LOS ANGELES -- The people of Vietnam -- who celebrated the 30th anniversary of the United States' final pullout from Saigon on April 30 -- are getting with the market-oriented, rich-is-glorious, we-love-anyone-with-money (including Westerners), China-clone program of economic reform (while keeping dissidents under the party's boot) aimed at reconciling the internal contradictions of Marxism by making the Vietnamese people too wealthy and comfortable to bother to dissent or try to poop the party.
A prominent conveyor of this with-it message was Ambassador Ton Nu Thi Ninh, who recently completed a charm offensive in the U.S. In a wide-ranging interview, she painted a portrait of a thoroughly reforming Vietnam. Ton Nu claims there is as much raucous internal dissent and debate now in the Communist Party of Vietnam as in the U.S. Congress, adding: "The top-down format is now rare: "Mostly there is a suggestion from the top for discussion, but the discussion is now bottom up."

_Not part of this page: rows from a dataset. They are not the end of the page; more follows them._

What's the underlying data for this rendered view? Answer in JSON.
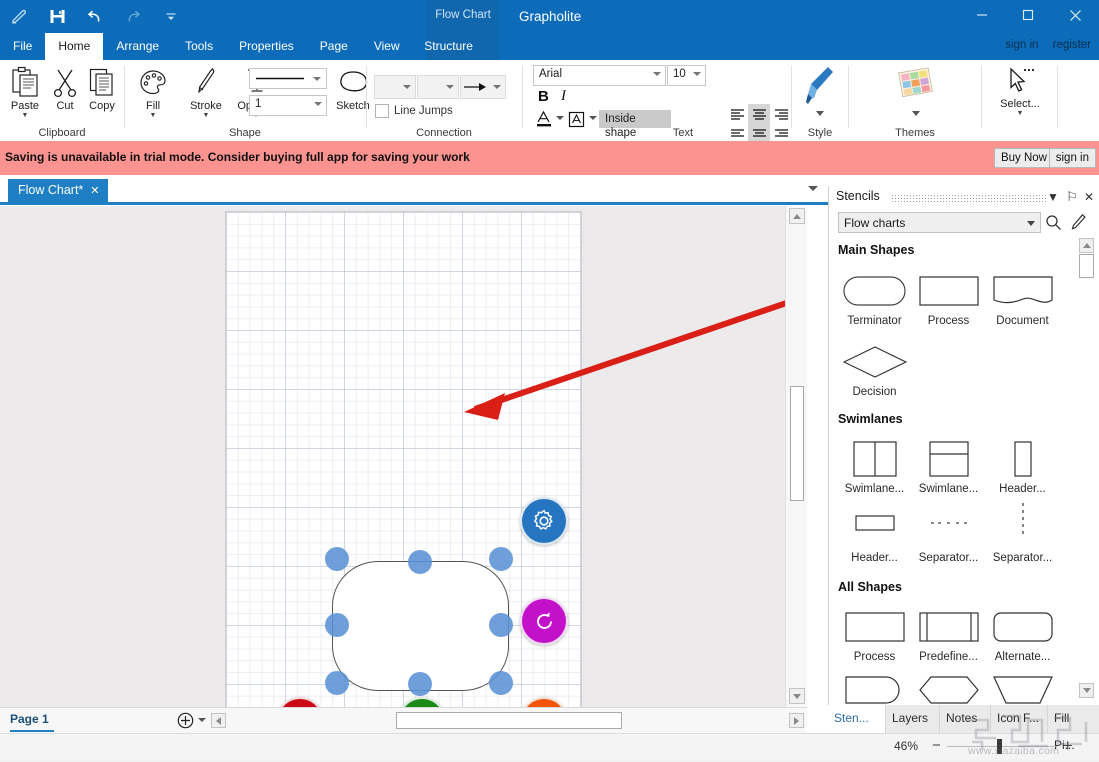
{
  "window": {
    "app_title": "Grapholite",
    "context_tab_label": "Flow Chart",
    "minimize": "–",
    "maximize": "□",
    "close": "✕",
    "sign_in": "sign in",
    "register": "register"
  },
  "quick_access": [
    {
      "name": "pen-icon"
    },
    {
      "name": "save-icon"
    },
    {
      "name": "undo-icon"
    },
    {
      "name": "redo-icon"
    },
    {
      "name": "customize-icon"
    }
  ],
  "ribbon_tabs": [
    {
      "label": "File",
      "active": false
    },
    {
      "label": "Home",
      "active": true
    },
    {
      "label": "Arrange",
      "active": false
    },
    {
      "label": "Tools",
      "active": false
    },
    {
      "label": "Properties",
      "active": false
    },
    {
      "label": "Page",
      "active": false
    },
    {
      "label": "View",
      "active": false
    },
    {
      "label": "Structure",
      "active": false
    }
  ],
  "ribbon": {
    "clipboard": {
      "group_label": "Clipboard",
      "paste": "Paste",
      "cut": "Cut",
      "copy": "Copy"
    },
    "shape": {
      "group_label": "Shape",
      "fill": "Fill",
      "stroke": "Stroke",
      "opacity": "Opacity",
      "line_width_value": "1",
      "sketch": "Sketch"
    },
    "connection": {
      "group_label": "Connection",
      "line_jumps": "Line Jumps"
    },
    "text": {
      "group_label": "Text",
      "font_family": "Arial",
      "font_size": "10",
      "bold": "B",
      "italic": "I",
      "text_position": "Inside shape"
    },
    "style": {
      "group_label": "Style"
    },
    "themes": {
      "group_label": "Themes"
    },
    "select": {
      "label": "Select..."
    }
  },
  "banner": {
    "message": "Saving is unavailable in trial mode. Consider buying full app for saving your work",
    "buy_now": "Buy Now",
    "sign_in": "sign in"
  },
  "document": {
    "tab_label": "Flow Chart*",
    "tab_close": "✕"
  },
  "canvas": {
    "selected_shape": "terminator",
    "actions": [
      {
        "name": "settings-action-button",
        "icon": "gear-icon",
        "color": "#2575c0"
      },
      {
        "name": "rotate-action-button",
        "icon": "rotate-icon",
        "color": "#c310c9"
      },
      {
        "name": "delete-action-button",
        "icon": "close-icon",
        "color": "#cc0a16"
      },
      {
        "name": "swap-action-button",
        "icon": "swap-arrows-icon",
        "color": "#1c8a16"
      },
      {
        "name": "duplicate-action-button",
        "icon": "copy-icon",
        "color": "#f2540a"
      }
    ],
    "annotation_arrow_color": "#d91f16"
  },
  "stencils": {
    "title": "Stencils",
    "collapse": "▼",
    "pin": "⚐",
    "close": "✕",
    "library": "Flow charts",
    "search_icon": "search-icon",
    "edit_icon": "pencil-icon",
    "groups": [
      {
        "title": "Main Shapes",
        "items": [
          {
            "label": "Terminator",
            "shape": "terminator"
          },
          {
            "label": "Process",
            "shape": "rect"
          },
          {
            "label": "Document",
            "shape": "document"
          },
          {
            "label": "Decision",
            "shape": "diamond"
          }
        ]
      },
      {
        "title": "Swimlanes",
        "items": [
          {
            "label": "Swimlane...",
            "shape": "swimlane-v"
          },
          {
            "label": "Swimlane...",
            "shape": "swimlane-h"
          },
          {
            "label": "Header...",
            "shape": "header-v"
          },
          {
            "label": "Header...",
            "shape": "header-h"
          },
          {
            "label": "Separator...",
            "shape": "sep-h"
          },
          {
            "label": "Separator...",
            "shape": "sep-v"
          }
        ]
      },
      {
        "title": "All Shapes",
        "items": [
          {
            "label": "Process",
            "shape": "rect"
          },
          {
            "label": "Predefine...",
            "shape": "predefined"
          },
          {
            "label": "Alternate...",
            "shape": "roundrect"
          },
          {
            "label": "",
            "shape": "dcap"
          },
          {
            "label": "",
            "shape": "hexagon"
          },
          {
            "label": "",
            "shape": "trapezoid"
          }
        ]
      }
    ]
  },
  "bottom": {
    "page_tab": "Page 1",
    "add_page_icon": "plus-circle-icon",
    "panel_tabs": [
      {
        "label": "Sten...",
        "active": true
      },
      {
        "label": "Layers",
        "active": false
      },
      {
        "label": "Notes",
        "active": false
      },
      {
        "label": "Icon F...",
        "active": false
      },
      {
        "label": "Fill Pi...",
        "active": false
      }
    ],
    "zoom_percent": "46%",
    "zoom_out": "−",
    "zoom_in": "+",
    "watermark": "www.xiazaiba.com"
  }
}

For its part, America, on the whole, seems comfortable with the new image of Vietnam. Ten years ago diplomatic relations between Washington and Hanoi were officially normalized. About 4 1/2 years ago, President Bill Clinton made a ground-breaking official visit there. A year later the two countries, once so much at each other's throats, actually inked a bilateral trade agreement. How much the times have changed.